LA INSPECCIÓN DE TRABAJO ANTE LA IGUALDAD DE TRATO
La Inspección de Trabajo interviene en las tres
esferas mencionadas arriba. Puede actuar iniciando el procedimiento
administrativo sancionador en el orden social en los supuestos
previstos por la LISOS, puede mediar en los conflictos laborales
por discriminación y puede también activar
los mecanismos de prevención previstos en la Ley
31/1995 mediante el correspondiente requerimiento.

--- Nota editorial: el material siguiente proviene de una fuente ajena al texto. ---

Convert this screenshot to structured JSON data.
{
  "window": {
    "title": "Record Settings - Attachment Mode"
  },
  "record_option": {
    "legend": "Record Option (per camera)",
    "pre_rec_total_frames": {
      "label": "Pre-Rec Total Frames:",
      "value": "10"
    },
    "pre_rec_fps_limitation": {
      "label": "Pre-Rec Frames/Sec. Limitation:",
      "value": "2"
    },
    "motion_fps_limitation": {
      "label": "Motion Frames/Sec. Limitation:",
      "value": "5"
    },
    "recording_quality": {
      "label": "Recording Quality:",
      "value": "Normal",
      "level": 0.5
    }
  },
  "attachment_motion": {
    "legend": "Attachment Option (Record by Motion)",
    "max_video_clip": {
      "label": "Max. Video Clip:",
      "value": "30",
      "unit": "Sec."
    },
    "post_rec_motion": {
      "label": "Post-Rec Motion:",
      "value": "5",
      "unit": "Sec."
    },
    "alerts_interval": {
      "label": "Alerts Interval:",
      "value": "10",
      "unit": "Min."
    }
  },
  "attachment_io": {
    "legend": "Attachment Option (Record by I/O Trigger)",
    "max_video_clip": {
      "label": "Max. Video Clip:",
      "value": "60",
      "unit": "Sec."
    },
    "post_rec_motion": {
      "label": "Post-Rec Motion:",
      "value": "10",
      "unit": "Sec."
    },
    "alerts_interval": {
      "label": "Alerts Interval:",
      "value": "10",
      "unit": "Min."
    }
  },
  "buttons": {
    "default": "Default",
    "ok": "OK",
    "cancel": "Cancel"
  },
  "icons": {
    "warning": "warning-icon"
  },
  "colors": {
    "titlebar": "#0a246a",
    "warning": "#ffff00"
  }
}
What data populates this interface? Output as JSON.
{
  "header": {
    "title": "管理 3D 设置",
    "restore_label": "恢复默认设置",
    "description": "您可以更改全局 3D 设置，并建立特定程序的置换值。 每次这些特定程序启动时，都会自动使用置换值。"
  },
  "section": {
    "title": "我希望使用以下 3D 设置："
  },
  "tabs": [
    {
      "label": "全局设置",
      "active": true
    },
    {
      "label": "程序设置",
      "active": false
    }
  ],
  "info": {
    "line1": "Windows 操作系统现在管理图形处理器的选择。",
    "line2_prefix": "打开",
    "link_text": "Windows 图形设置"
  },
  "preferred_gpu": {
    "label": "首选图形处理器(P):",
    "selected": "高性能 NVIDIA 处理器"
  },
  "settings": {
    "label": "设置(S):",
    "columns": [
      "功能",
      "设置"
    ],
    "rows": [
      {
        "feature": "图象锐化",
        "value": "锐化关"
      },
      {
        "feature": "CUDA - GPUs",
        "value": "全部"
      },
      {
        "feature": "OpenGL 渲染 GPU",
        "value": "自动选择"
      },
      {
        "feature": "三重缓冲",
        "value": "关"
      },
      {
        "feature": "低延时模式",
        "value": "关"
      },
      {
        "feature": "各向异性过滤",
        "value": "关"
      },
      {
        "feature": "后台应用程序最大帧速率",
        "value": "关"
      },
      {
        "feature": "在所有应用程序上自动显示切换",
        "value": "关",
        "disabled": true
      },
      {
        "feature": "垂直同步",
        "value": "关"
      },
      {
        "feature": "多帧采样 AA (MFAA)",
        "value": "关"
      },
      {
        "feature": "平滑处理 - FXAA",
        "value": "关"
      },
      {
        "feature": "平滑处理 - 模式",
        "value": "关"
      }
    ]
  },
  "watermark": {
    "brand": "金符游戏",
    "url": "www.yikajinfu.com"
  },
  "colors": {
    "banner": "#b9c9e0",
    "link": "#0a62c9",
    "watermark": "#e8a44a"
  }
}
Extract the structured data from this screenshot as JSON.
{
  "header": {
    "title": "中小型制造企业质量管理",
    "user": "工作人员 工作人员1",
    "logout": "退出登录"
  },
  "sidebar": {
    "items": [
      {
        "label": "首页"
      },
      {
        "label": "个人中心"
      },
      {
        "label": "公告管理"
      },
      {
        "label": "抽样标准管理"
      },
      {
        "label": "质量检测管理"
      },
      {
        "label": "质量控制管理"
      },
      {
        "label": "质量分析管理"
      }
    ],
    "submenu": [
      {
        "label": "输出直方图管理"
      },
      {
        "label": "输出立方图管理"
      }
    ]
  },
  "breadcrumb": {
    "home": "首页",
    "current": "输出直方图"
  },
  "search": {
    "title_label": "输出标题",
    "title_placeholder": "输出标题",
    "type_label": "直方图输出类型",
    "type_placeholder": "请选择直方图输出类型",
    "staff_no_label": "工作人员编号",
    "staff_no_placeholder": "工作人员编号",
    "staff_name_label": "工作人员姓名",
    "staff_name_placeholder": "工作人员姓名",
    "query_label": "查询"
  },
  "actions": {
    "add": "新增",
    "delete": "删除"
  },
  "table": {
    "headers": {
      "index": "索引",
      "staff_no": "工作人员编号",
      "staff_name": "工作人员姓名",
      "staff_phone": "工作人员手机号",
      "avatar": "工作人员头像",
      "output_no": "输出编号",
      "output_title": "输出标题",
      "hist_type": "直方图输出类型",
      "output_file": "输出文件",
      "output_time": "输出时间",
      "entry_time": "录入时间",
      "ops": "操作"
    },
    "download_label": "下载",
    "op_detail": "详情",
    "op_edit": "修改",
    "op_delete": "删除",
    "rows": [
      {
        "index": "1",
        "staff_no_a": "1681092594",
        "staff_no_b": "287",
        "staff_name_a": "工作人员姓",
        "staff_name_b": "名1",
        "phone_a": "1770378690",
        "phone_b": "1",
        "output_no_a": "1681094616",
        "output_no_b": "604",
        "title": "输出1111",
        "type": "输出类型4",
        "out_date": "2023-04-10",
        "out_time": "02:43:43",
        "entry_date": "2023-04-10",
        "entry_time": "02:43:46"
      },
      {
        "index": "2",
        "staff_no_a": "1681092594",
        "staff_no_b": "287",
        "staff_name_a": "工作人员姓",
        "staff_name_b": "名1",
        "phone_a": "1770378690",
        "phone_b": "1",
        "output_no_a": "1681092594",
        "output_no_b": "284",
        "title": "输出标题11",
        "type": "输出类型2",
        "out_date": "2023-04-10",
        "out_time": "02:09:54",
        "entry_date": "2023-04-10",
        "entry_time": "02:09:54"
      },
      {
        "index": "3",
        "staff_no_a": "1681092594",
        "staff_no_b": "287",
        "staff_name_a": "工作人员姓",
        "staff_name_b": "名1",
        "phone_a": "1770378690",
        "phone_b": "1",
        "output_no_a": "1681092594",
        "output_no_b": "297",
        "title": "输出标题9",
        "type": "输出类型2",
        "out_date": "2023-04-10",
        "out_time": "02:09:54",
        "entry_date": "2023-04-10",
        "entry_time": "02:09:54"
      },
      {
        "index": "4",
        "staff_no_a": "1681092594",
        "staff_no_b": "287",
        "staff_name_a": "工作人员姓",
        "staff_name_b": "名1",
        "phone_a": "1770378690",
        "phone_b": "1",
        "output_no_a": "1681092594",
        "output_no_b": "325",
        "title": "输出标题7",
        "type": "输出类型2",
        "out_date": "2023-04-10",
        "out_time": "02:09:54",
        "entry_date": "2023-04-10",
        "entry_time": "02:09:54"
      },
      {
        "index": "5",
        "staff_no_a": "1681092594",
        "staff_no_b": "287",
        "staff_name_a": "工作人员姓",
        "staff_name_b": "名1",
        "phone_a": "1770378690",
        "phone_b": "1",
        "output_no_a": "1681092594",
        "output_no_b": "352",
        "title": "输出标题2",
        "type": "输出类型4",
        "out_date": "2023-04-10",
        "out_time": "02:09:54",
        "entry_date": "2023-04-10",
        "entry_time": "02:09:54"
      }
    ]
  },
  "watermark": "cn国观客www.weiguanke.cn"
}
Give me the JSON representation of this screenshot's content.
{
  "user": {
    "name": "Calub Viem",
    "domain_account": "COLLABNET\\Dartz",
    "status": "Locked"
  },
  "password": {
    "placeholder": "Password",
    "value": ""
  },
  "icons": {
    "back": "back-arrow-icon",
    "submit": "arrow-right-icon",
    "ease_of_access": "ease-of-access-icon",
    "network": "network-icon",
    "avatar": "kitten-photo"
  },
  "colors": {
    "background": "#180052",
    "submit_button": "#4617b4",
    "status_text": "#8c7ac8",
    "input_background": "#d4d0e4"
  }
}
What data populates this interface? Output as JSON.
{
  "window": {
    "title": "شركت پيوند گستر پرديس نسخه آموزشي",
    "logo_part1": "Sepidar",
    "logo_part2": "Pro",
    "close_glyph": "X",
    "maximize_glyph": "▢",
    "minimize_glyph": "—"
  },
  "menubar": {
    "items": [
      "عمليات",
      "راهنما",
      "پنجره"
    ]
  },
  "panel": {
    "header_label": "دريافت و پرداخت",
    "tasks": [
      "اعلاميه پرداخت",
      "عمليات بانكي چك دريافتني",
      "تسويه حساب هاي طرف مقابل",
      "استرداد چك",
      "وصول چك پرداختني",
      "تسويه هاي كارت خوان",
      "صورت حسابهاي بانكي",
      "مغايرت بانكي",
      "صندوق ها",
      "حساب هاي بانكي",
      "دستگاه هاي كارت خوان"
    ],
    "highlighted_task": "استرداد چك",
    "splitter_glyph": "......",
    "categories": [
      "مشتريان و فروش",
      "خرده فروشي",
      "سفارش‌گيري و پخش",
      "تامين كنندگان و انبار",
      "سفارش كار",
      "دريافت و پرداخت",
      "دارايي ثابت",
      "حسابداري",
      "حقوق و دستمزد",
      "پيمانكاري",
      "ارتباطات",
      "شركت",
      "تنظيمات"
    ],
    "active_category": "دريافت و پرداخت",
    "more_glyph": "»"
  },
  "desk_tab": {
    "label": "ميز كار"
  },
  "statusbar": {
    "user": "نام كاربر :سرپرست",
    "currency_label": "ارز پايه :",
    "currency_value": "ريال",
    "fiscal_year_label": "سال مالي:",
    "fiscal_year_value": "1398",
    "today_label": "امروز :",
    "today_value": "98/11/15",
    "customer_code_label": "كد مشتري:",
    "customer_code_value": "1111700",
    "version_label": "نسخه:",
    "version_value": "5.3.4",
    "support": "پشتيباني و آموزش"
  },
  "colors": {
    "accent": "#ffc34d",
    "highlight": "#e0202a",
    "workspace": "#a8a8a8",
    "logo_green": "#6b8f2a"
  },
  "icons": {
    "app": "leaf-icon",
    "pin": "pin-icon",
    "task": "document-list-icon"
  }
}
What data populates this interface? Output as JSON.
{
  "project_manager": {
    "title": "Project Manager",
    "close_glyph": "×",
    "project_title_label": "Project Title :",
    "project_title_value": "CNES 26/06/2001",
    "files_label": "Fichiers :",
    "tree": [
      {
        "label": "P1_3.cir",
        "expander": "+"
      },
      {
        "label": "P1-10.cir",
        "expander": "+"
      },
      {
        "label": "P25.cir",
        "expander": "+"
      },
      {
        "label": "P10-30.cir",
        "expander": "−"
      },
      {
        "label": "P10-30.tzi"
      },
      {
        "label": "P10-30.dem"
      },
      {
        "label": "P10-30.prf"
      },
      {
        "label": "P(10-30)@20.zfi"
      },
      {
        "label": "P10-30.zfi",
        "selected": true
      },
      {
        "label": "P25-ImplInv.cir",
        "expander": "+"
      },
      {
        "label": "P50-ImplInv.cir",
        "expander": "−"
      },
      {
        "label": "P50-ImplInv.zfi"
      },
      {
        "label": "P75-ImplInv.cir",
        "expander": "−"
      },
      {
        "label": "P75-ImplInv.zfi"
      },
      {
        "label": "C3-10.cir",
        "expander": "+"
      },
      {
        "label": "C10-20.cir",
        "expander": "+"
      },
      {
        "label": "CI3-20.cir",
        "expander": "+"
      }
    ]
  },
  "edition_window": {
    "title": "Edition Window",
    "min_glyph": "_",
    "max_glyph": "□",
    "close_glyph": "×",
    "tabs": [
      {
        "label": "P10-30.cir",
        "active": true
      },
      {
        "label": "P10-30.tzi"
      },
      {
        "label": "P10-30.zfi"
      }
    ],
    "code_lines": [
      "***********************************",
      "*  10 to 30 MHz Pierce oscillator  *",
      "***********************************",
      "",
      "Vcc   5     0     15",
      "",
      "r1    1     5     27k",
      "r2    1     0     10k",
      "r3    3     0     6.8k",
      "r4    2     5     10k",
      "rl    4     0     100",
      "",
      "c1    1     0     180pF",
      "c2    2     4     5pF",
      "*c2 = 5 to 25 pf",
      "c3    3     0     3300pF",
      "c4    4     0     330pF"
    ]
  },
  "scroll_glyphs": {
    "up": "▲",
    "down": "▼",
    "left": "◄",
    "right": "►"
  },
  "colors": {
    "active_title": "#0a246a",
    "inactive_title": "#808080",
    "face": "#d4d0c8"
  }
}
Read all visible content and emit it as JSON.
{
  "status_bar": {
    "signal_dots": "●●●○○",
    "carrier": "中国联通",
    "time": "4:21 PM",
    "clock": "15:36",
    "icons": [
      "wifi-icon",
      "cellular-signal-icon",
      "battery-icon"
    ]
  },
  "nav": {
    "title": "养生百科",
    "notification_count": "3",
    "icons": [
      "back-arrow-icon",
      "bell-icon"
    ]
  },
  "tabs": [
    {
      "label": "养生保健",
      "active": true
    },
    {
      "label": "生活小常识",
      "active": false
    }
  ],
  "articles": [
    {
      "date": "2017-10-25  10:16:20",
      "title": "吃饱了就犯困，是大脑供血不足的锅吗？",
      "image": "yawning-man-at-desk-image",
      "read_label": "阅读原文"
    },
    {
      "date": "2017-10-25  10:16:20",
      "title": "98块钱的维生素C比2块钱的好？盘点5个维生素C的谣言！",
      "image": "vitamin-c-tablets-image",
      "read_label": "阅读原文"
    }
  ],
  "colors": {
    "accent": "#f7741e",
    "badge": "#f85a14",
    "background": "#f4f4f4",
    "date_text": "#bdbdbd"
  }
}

En la Ley 4/2005 de 2 de marzo para la Igualdad de mujeres
y hombres de la Comunidad Autónoma del País
Vasco no se prevé la intervención de la Inspección
de Trabajo para su control y vigilancia. El ámbito
de esta Ley y el de las actuaciones de la Inspección
tienen como único posible terreno común de
coincidencia el de las relaciones laborales en el seno de
las administraciones públicas vascas.
No resulta, sin embargo, incompatible la actuación
de las instituciones previstas en dicha Ley con las propias
de la Inspección de Trabajo y así lo resalta
el Art. 64.2.i) de la Ley cuando trata de la posibilidad
de colaboración de la Defensoría para la Igualdad
de mujeres y hombres con la autoridad laboral para el cumplimiento
de la normativa laboral antidiscriminatoria.
Vamos a continuación a analizar con mayor detalle
las posibilidades de actuación de la Inspección
de Trabajo y Seguridad Social que arriba hemos enunciado.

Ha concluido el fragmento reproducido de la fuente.